Il n'en fut pas tout à fait de même dans les départements. Il s'y produisit plusieurs actes d'opposition formelle. Beaucoup de fonctionnaires, administrateurs élus des départements et des cantons, ou commissaires du Directoire, protestèrent, refusèrent d'enregistrer les décrets du 19 brumaire. Le président du tribunal criminel de l'Yonne fit de même. Les Consuls provisoires eurent de ce chef un assez grand nombre de révocations à prononcer. Il arriva même qu'une administration départementale, celle du Jura, ne se contenta pas de protester : elle décréta la formation d'une force armée pour marcher contre les « tyrans usurpateurs », mais ne fut pas obéic.

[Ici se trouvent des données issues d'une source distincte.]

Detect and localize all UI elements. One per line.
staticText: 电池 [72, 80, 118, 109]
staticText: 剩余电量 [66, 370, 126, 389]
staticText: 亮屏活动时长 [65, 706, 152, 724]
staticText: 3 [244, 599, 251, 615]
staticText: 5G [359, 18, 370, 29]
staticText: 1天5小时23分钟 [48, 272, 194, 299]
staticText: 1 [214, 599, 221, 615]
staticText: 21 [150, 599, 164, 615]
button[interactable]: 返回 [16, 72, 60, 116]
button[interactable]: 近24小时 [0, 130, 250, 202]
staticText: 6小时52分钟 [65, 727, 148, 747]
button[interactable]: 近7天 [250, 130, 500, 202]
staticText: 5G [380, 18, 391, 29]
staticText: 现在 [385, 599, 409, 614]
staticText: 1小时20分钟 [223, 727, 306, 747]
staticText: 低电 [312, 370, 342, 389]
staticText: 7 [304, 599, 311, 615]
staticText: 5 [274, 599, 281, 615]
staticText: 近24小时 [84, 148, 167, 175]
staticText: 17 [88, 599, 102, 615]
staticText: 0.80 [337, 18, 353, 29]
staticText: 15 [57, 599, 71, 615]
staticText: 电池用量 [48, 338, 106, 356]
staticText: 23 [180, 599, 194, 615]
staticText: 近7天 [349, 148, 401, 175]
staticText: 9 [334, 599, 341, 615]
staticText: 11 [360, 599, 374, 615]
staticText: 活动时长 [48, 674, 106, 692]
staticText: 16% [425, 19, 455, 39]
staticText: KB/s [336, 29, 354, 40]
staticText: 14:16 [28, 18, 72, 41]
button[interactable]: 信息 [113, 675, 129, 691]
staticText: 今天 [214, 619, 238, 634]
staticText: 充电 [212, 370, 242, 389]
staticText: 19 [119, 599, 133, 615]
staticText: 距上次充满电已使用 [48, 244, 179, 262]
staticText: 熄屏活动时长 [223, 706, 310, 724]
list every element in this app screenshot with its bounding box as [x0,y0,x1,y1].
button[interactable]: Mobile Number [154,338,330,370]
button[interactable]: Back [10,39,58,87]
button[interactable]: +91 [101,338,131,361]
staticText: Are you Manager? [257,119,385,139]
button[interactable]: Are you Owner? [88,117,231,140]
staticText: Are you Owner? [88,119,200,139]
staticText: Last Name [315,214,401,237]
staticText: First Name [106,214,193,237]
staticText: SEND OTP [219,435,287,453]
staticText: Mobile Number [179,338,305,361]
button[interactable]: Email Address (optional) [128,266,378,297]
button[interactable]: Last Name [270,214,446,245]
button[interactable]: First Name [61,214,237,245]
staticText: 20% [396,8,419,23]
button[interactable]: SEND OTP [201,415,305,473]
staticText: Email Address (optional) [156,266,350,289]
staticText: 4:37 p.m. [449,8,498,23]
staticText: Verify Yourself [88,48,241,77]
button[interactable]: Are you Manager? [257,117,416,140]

Plusieurs clubs firent entendre des protestations, notamment ceux de Versailles, de Metz, de Lyon, de Clermont-Ferrand. Les Jacobins de Toulouse appelèrent (sans succès) les citoyens aux armes. Il y eut donc des paroles d'opposition républicaine. dans les départements; mais ce fut l'opposition d'une minorité de clubistes et de fonctionnaires. Nulle part, semble-t-il, elle n'eut d'écho dans les masses populaires, nulle part on n'eut à réprimer même un commencement d'insurrection pour la défense de la loi. Les royalistes exultèrent en province comme à Paris : mais il n'y eut pas de collision sanglante entre les républicains et eux. On peut dire que la masse de la nation attendit sans grande émotion, pour se prononcer sur cette nouvelle journée, les actes de Bonaparte, de Siéyès et de Roger Ducos.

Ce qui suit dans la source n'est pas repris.